October 24, 2019 / 11:47 AM / a month ago

STMicro lifted by smartphone sensors and new auto chips

PARIS (Reuters) - Franco-Italian chipmaker STMicroelectronics’s quarterly results were slightly ahead of market expectations, helped by demand for more sophisticated chips aimed at the auto and smartphone industries.

The supplier to iPhone maker Apple and electric carmaker Tesla notably provides components that help to make electric cars more independent as well as sensors for connected objects intended to improve efficiency of industrial processes.

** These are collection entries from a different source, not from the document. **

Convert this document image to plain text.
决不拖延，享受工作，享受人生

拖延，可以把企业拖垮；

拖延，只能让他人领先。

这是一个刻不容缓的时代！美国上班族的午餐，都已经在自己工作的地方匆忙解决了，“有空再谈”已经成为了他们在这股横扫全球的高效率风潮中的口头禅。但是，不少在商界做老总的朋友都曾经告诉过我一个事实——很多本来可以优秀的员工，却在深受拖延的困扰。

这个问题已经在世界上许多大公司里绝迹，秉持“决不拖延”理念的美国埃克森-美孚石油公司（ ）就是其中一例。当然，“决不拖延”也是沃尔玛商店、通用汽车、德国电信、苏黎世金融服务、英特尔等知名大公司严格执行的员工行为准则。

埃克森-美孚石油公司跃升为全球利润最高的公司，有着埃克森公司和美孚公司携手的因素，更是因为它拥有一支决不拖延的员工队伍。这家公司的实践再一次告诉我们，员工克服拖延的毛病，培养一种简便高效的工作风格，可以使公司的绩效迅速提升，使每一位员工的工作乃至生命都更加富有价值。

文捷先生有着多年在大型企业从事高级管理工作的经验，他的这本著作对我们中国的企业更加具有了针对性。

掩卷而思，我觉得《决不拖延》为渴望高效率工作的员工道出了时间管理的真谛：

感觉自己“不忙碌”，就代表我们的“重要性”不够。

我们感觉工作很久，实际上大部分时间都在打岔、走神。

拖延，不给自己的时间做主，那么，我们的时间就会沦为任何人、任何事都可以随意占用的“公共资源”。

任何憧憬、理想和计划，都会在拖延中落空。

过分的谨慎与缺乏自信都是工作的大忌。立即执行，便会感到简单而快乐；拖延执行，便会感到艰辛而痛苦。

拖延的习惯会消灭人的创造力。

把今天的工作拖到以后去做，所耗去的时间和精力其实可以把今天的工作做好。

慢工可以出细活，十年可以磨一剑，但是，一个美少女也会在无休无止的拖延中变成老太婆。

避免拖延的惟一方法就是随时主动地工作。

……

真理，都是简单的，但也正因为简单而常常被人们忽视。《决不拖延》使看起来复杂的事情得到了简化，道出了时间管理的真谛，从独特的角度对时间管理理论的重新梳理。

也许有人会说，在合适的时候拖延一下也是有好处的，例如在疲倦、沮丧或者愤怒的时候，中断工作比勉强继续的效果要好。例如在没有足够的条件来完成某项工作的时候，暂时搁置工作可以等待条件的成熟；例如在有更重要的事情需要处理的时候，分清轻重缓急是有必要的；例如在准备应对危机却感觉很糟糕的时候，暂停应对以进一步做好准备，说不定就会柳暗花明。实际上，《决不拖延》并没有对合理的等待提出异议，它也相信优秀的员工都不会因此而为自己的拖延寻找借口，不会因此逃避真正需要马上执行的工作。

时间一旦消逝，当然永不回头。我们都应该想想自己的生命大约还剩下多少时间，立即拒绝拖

STMicro’s shares were among the top performers on France’s benchmark index CAC 40 on Thursday, advancing more than 6% by 1054 GMT.

Third-quarter sales grew 17.5% from the previous quarter to $2.55 billion, with the 37.9% gross margin for the period beating previous guidance.

The Geneva-based group expects fourth-quarter sales to grow by about 5% from the third quarter and forecasts full-year revenue of $9.48 billion with an operating margin above 10%.

Chipmakers have sent mixed signals about the demand outlook, with Taiwan’s TSMC offering record investment plans for 2019 and 2020 on strong 5G smartphone sales, while Texas Instruments Inc gave a disappointing revenue forecast, citing the U.S.-China trade war.

The world’s second-largest memory chipmaker, SK Hynix Inc also reported better than expected quarterly profit on Thursday and said that 5G-enabled smartphones should help to lift the global memory market out of the doldrums next year.